Des preuves limitées pour le cannabis médical
Si le recours au cannabis médical connaît une progression rapide dans le traitement de nombreux troubles, une nouvelle revue publiée dans The Journal of the American Medical Association vient jeter un pavé dans la mare. Des chercheurs américains, dirigés par Michael Hsu, chercheur clinique à l’Université de Californie, Los Angeles, se sont penchés sur plus de 2 500 articles publiés entre janvier 2010 et septembre 2025. Après un tri rigoureux, seuls 124 travaux ont été retenus pour analyser les véritables bénéfices et risques liés à cette substance.
Quelques indications validées, mais de nombreux doutes
Les conclusions de cette revue restent prudentes. Le cannabis médical montre son efficacité uniquement dans certaines situations précises déjà reconnues par la FDA américaine : lutte contre les nausées et vomissements dus à la chimiothérapie, amélioration de l’appétit chez les patients atteints du VIH, ou encore gestion de crises sévères d’épilepsie infantile. Mais en dehors de ces contextes ciblés, les auteurs notent que « les essais cliniques randomisés ne soutiennent pas l’utilisation du cannabis ou des cannabinoïdes pour la plupart des pathologies auxquelles il est associé, comme la douleur aiguë ou l’insomnie ». Un constat qui tend à bousculer certaines idées reçues.
Mises en garde sanitaires et débat scientifique vif
Par ailleurs, la revue souligne plusieurs dangers potentiels liés à une consommation régulière — surtout par inhalation ou sous forme à forte teneur — du cannabis médical. Sont cités notamment : risque accru de symptômes psychotiques, d’anxiété généralisée, voire de troubles cardiovasculaires. D’où ce constat partagé par Michael Hsu : « Tandis que beaucoup espèrent trouver un soulagement grâce au cannabis, notre analyse met en lumière un fossé important entre perception publique et réalité scientifique quant à son efficacité réelle pour la majorité des affections médicales. »

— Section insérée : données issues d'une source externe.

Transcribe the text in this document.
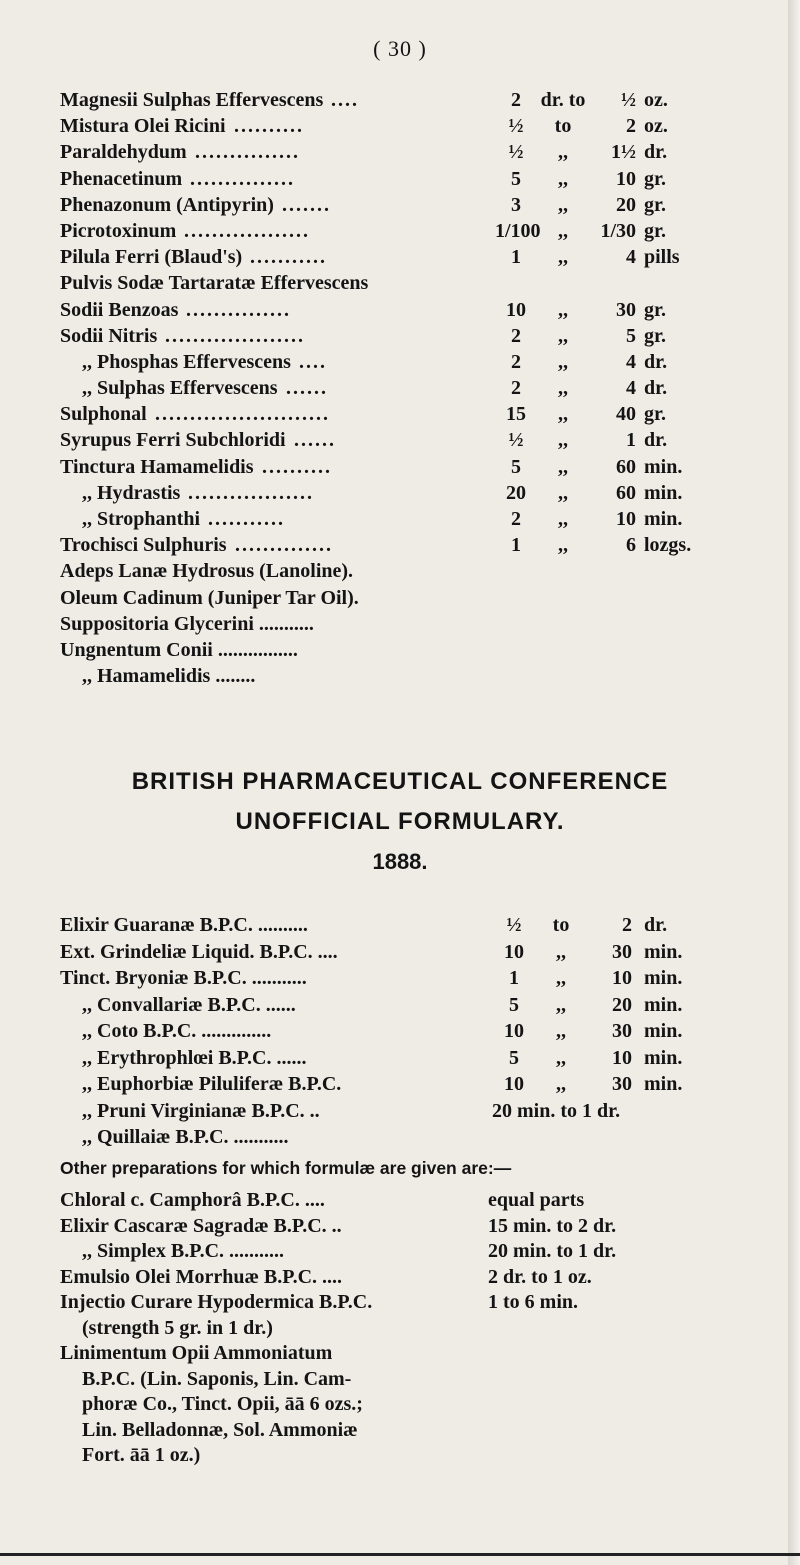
( 30 )
Magnesii Sulphas Effervescens ....	2 dr. to	½ oz.
Mistura Olei Ricini ..........	½	to	2 oz.
Paraldehydum ...............	½	,,	1½ dr.
Phenacetinum ...............	5	,,	10 gr.
Phenazonum (Antipyrin) .......	3	,,	20 gr.
Picrotoxinum ..................	1/100 ,,	1/30 gr.
Pilula Ferri (Blaud's) ...........	1	,,	4 pills
Pulvis Sodæ Tartaratæ Effervescens
Sodii Benzoas ...............	10	,,	30 gr.
Sodii Nitris ....................	2	,,	5 gr.
,, Phosphas Effervescens ....	2	,,	4 dr.
,, Sulphas Effervescens ......	2	,,	4 dr.
Sulphonal .........................	15	,,	40 gr.
Syrupus Ferri Subchloridi ......	½	,,	1 dr.
Tinctura Hamamelidis ..........	5	,,	60 min.
,, Hydrastis ..................	20	,,	60 min.
,, Strophanthi ...........	2	,,	10 min.
Trochisci Sulphuris ..............	1	,,	6 lozgs.
Adeps Lanæ Hydrosus (Lanoline).
Oleum Cadinum (Juniper Tar Oil).
Suppositoria Glycerini ...........
Ungnentum Conii ................
,, Hamamelidis ........
BRITISH PHARMACEUTICAL CONFERENCE
UNOFFICIAL FORMULARY.
1888.
Elixir Guaranæ B.P.C. ..........	½	to	2 dr.
Ext. Grindeliæ Liquid. B.P.C. ....	10	,,	30 min.
Tinct. Bryoniæ B.P.C. ...........	1	,,	10 min.
,, Convallariæ B.P.C. ......	5	,,	20 min.
,, Coto B.P.C. ..............	10	,,	30 min.
,, Erythrophlœi B.P.C. ......	5	,,	10 min.
,, Euphorbiæ Piluliferæ B.P.C.	10	,,	30 min.
,, Pruni Virginianæ B.P.C. ..	20 min. to 1 dr.
,, Quillaiæ B.P.C. ...........
Other preparations for which formulæ are given are:—
Chloral c. Camphorâ B.P.C. ....	equal parts
Elixir Cascaræ Sagradæ B.P.C. ..	15 min. to 2 dr.
,, Simplex B.P.C. ...........	20 min. to 1 dr.
Emulsio Olei Morrhuæ B.P.C. ....	2 dr. to 1 oz.
Injectio Curare Hypodermica B.P.C.	1 to 6 min.
(strength 5 gr. in 1 dr.)
Linimentum Opii Ammoniatum
B.P.C. (Lin. Saponis, Lin. Cam-
phoræ Co., Tinct. Opii, āā 6 ozs.;
Lin. Belladonnæ, Sol. Ammoniæ
Fort. āā 1 oz.)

Pourtant, tout le monde ne partage pas cet avis tranché. Du côté britannique, Simon Erridge (Curaleaf Clinic) s’interroge sur le manque de transparence méthodologique : pourquoi certains articles ont-ils été retenus et pas d’autres ? Il regrette aussi que la synthèse accorde davantage d’attention aux effets négatifs qu’aux potentiels bénéfices thérapeutiques relevés ailleurs.
Nécessité d’approfondir les recherches
Il faut préciser que cette publication n’est pas une « revue systématique » au sens strict : certains biais méthodologiques persistent et toutes les études analysées n’ont pas fait l’objet d’une évaluation approfondie du risque de biais. Par ailleurs, une revue similaire menée en 2023 aboutissait à des résultats proches concernant l’efficacité limitée contre la douleur chronique — mais elle rappelait également la présence non négligeable d’effets indésirables.
Alors que le débat s’intensifie autour du cannabis médical, chercheurs et cliniciens appellent à mener des travaux plus rigoureux pour éclairer réellement ses bénéfices et risques.